Y sin embargo, como decía más arriba, a menudo se ha confundido el afán de estructurar el museo en función de sus visitantes, con el propósito utilitario de crear un reclamo para el turismo, convirtiendo así al público en mero consumidor. Por ello, como ha señalado Manuel Borja-Villel, “[n]o se trata de que el museo hable por los demás, sino de que proporcione los medios para empoderar a quienes se agrupan a su alrededor” [10]. Y en ese sentido, siguiendo a Borja-Villel, cabría demandar un museo fundado sobre la práctica de la interpelación; esto es, el acto de habla cuyo protagonista es quien queda fuera del sistema discursivo, aquel que por su exterioridad es capaz de cuestionar el statu quo vigente[11].

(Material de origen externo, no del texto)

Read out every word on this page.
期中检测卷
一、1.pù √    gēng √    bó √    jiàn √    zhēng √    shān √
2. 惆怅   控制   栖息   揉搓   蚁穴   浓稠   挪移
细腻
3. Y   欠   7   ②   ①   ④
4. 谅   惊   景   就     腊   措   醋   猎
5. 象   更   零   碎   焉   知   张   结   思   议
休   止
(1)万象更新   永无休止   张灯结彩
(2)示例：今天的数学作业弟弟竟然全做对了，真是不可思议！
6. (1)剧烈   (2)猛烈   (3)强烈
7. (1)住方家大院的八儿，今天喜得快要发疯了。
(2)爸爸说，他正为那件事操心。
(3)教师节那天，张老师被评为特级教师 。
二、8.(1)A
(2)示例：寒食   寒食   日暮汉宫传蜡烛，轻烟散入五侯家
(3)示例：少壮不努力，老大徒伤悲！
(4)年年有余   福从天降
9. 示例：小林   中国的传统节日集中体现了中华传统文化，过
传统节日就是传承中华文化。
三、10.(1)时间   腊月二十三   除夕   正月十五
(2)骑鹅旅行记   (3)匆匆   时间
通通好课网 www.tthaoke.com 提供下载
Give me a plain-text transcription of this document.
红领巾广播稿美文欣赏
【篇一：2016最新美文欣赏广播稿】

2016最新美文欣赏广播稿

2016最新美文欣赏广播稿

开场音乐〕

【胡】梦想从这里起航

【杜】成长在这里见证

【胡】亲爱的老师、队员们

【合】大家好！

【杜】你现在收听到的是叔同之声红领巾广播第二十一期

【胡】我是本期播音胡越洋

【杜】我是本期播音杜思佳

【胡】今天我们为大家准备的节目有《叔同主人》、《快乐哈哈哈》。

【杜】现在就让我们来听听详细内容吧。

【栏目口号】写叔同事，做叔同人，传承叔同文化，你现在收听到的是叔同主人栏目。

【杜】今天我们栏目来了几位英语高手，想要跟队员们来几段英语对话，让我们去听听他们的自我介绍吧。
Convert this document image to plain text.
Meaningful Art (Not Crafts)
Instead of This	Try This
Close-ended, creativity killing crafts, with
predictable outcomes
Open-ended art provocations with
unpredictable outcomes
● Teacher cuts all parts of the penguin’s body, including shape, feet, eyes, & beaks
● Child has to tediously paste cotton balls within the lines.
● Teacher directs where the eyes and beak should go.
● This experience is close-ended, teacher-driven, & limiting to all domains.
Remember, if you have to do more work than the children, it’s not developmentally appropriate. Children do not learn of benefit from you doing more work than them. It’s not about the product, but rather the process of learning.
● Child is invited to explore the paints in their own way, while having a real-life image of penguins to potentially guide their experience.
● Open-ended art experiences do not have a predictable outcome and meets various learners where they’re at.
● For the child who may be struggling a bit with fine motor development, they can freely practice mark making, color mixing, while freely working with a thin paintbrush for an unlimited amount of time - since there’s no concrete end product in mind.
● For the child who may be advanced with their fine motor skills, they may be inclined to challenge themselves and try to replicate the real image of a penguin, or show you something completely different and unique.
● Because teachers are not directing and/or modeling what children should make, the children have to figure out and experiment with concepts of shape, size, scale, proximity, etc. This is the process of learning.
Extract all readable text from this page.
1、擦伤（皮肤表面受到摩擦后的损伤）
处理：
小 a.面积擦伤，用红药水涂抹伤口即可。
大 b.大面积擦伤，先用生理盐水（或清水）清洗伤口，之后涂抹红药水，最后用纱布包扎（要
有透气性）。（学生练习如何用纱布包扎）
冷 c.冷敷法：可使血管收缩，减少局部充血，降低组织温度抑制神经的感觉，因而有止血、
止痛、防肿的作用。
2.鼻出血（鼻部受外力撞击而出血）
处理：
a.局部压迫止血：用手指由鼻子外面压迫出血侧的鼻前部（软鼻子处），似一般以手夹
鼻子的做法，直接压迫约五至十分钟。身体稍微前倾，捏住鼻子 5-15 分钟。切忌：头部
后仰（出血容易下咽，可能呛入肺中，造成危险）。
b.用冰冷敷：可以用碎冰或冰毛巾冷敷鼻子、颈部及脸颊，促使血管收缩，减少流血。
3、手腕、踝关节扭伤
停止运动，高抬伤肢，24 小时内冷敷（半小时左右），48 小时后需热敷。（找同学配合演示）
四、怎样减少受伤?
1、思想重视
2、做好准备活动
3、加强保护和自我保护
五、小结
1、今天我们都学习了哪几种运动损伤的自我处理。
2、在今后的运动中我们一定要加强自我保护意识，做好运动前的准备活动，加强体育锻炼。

Volviendo a Derrida, es precisamente en la interpelación donde nos encontramos con el reto de la hospitalidad ilimitada. Según el filósofo francés, es en la “guerra interna al logos” donde encontramos la cuestión del extranjero. “Es también el lugar donde la cuestión del extranjero como cuestión de la hospitalidad, se articula con la cuestión del ser” [12]. El extranjero, el subalterno, la persona capaz de mirar desde el exterior, se convierte así en el único capaz de abrir perspectivas, de romper con el consenso. De ahí su carácter libertador al que hacía alusión Derrida a propósito de la hospitalidad ilimitada.
Partiendo de esa perspectiva, los espectadores del museo deberían dejar de ser simples receptores de contenidos creados por los equipos del museo para convertirse en proveedores de nuevos puntos de vista, que enriquezcan la institución. No se trataría, por lo tanto, de meros turistas, consumidores de experiencias prefabricadas, sino de personas dotadas de “agencia”, de capacidad crítica para dar sentido siempre renovado a las colecciones.
Más aún, como ya ha sucedido en algunos países anglosajones, el museo debe abrirse a la participación activa de las comunidades a las que representa, las que conforman sus visitantes[13]. Es preciso que consensue con ellas sus planes estratégicos y que les otorgue un papel activo en la programación. Solo así se conseguirá que el museo sea un espacio de verdadero conocimiento, participación y debate, y no simplemente el lugar de mero reconocimiento al que nos tienen acostumbrados el museo autónomo de la modernidad y el museo espectáculo de la era neoliberal; esto es, un museo de la hospitalidad incondicional, concebido en función de sus visitantes.